I assume there is some OSquery that interrupts other system processes, even though they have higher rt priority (such as audio processes).
I assume there is some OSquery that interrupts other system processes, even though they have higher rt priority (such as audio processes).
I'm not sure what would do that.
Would just like to say that I'm still experiencing this, and it's quite annoying. Any chance to get this fixed?
Hi @sechmann, I'm sorry for the delay on the follow-up for this. Could I get the exact brand/model for your USB dock and external USB sound card? I haven't been able to reproduce this issue yet, but I get that it's super annoying and would like to get it resolved!

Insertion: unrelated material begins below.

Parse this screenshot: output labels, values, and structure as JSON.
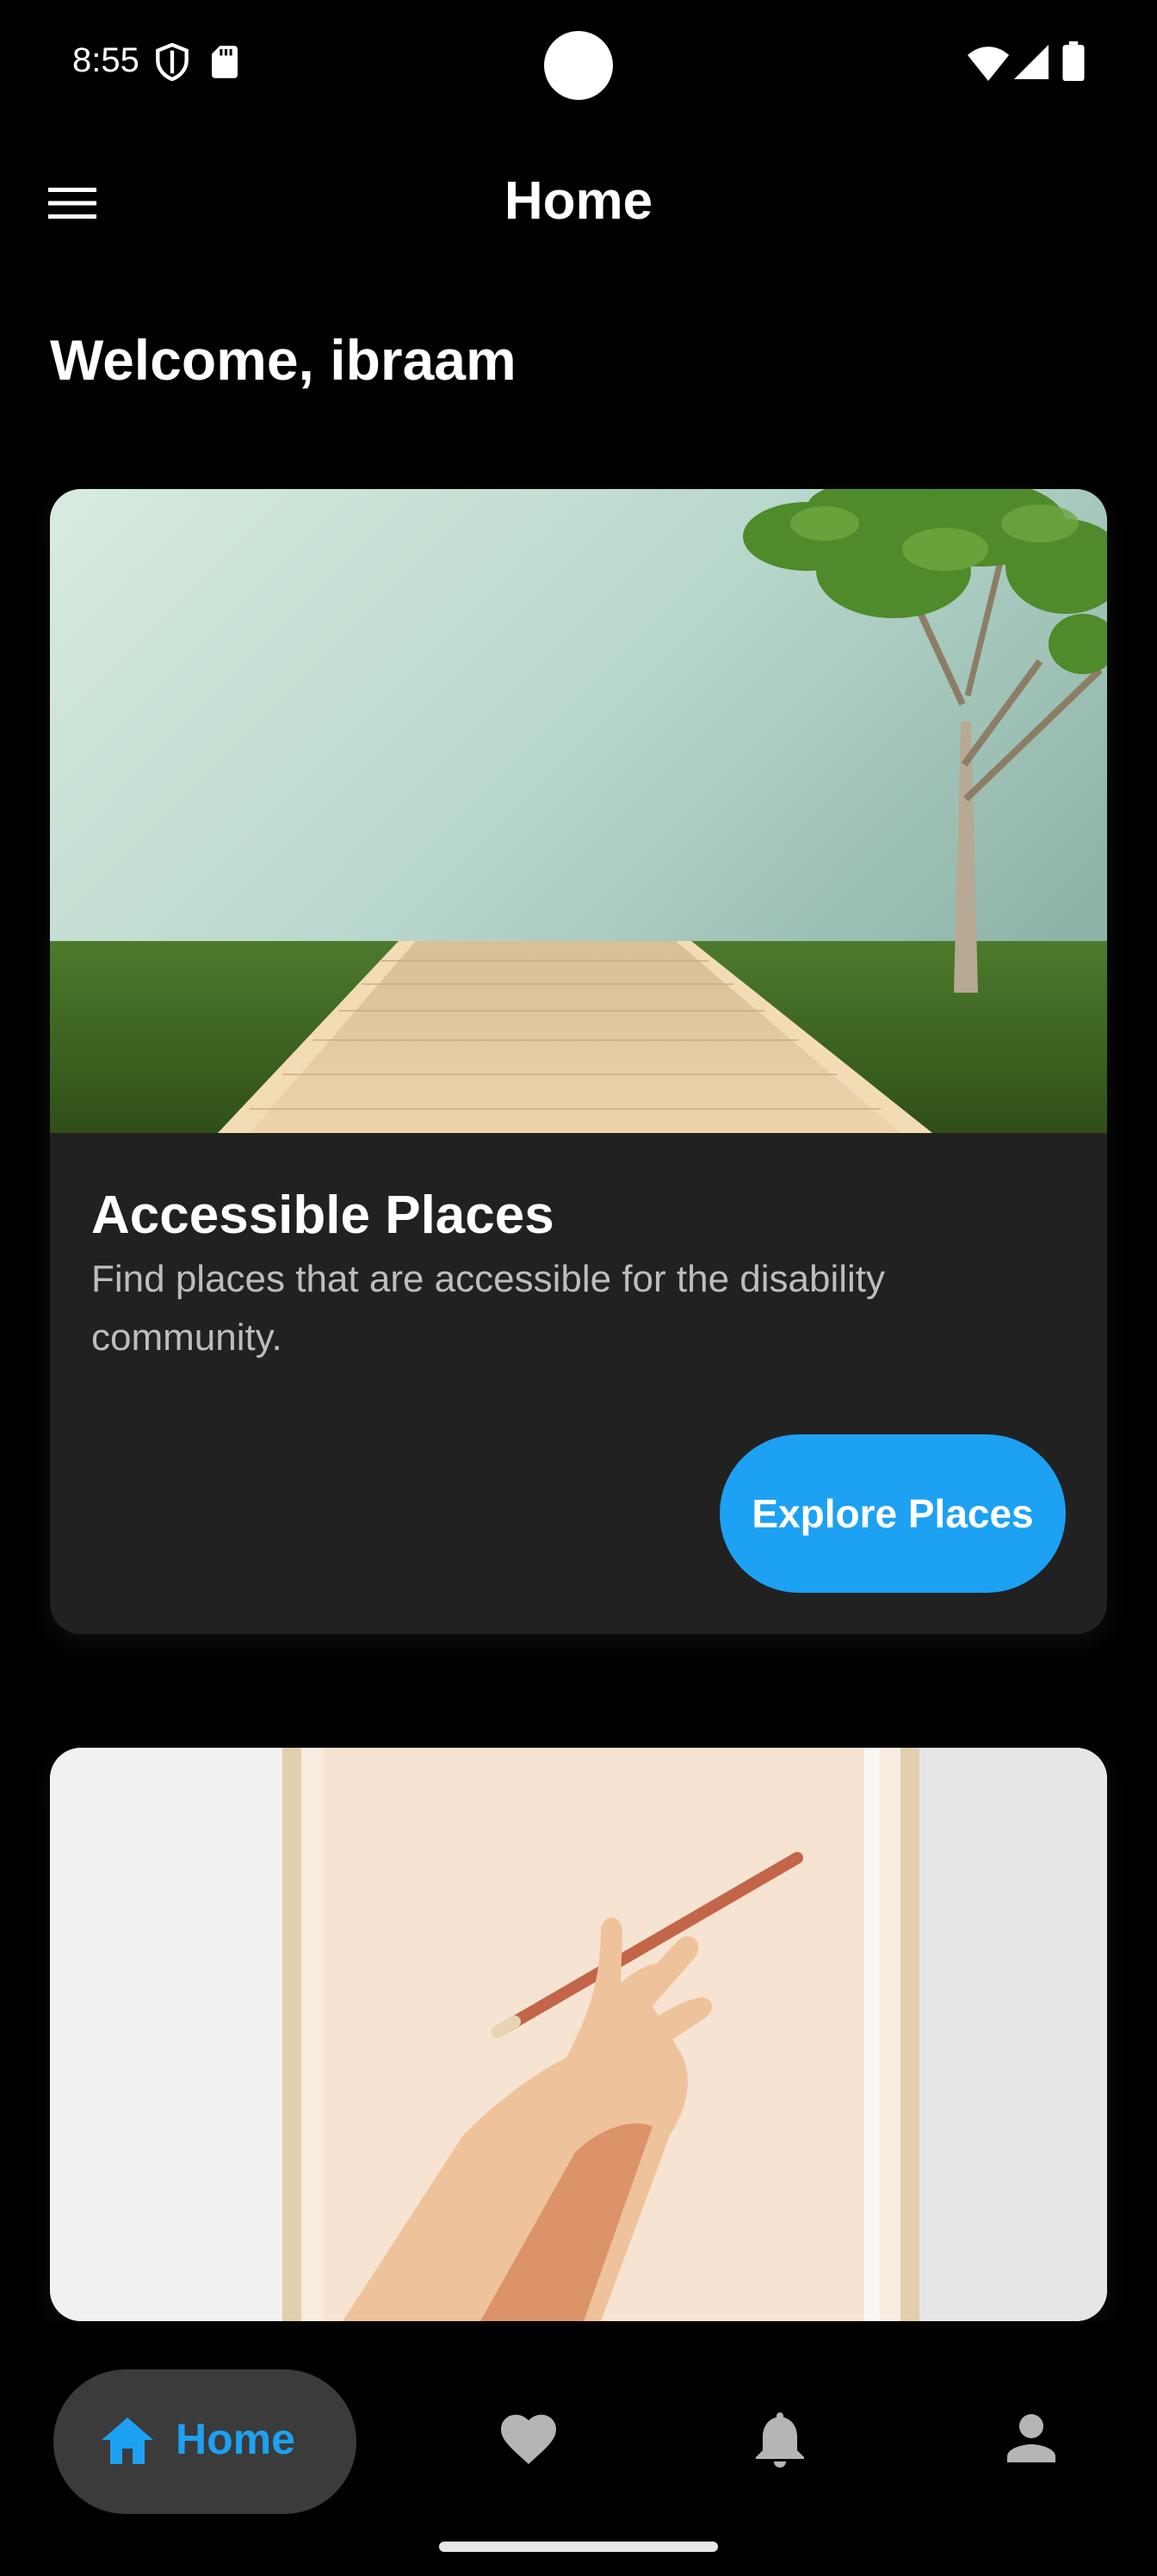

@RebeccaMahany It's this one: https://www.aten.com/global/en/products/usb-solutions/docks-and-switches/us434/
I don't really know how these issues relate to each other, but i've experienced this on 2 different (Lenovo) laptops now.
After i install the Kolide launcher i immediately start experiencing issues with an external USB sound card (connected through a USB dock).
dmesg
spits out the following lines each time the audio is crackling.sudo systemctl stop launcher.kolide-k2.service
solves the issue immediately.Plugging the USB sound card directly to the laptop also solves the issue, however there seems to be something weird with USB docks + Kolide launcher.